Monday, November 9, 2015: 7:00 PM
Exhibit Hall 1 (Salt Palace Convention Center)
With the recent surge in availability, natural gas (methane) has become an important feedstock for the energy and chemicals market. Yet the low energy density and high compression cost necessitate high flow rates close to market for economic viability. Subsequently, a significant quantity of gas remains in the ground in ‘abandoned wells,’ once the well has hit the economic threshold. Furthermore, ‘remote wells,’ cannot be tapped because the cost of liquefaction and transportation are cost prohibitive. Similarly, oil-associated gas is flared in preference to the more desirable oil, wasting energy and opportunity. Technologies with low capital cost and low complexity could be leveraged to monetize low flow rate and low pressure natural gas. Currently, all gas-to-liquid technologies (e.g.

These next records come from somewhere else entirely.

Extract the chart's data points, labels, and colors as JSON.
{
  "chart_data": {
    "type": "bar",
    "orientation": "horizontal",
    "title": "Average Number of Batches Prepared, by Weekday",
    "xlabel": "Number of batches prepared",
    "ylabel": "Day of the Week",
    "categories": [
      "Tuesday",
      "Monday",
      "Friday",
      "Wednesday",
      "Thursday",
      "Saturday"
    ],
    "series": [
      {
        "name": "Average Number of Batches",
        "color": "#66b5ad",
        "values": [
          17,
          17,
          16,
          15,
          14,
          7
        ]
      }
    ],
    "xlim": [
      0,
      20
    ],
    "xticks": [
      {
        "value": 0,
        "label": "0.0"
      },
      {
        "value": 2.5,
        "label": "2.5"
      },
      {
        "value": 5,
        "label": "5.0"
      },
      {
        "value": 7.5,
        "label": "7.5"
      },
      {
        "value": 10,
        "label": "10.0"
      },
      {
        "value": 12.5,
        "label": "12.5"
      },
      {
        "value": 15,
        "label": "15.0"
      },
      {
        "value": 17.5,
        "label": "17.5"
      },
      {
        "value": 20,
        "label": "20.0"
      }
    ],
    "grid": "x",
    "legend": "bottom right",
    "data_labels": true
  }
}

Fischer-Tropsch Synthesis) are incredibly capital-intensive and only economically viable at very large scales. A new low-capital paradigm is required to tap the gas available only at low flow rate and pressure. Here we present a mathematical model of one such possibility that we term the ‘Deep Well Reactor,’ which utilizes pre-existing structures for the biological conversion of methane to liquid fuels and chemicals. One of the major issues is cost-effective mass transfer of the methane to the reactive phase. We show that this technology can effectively overcome these limitations without any extra complexity. Furthermore, we stipulate minimum conversion rates that would be required for a feasible process with biological or inorganic catalysts.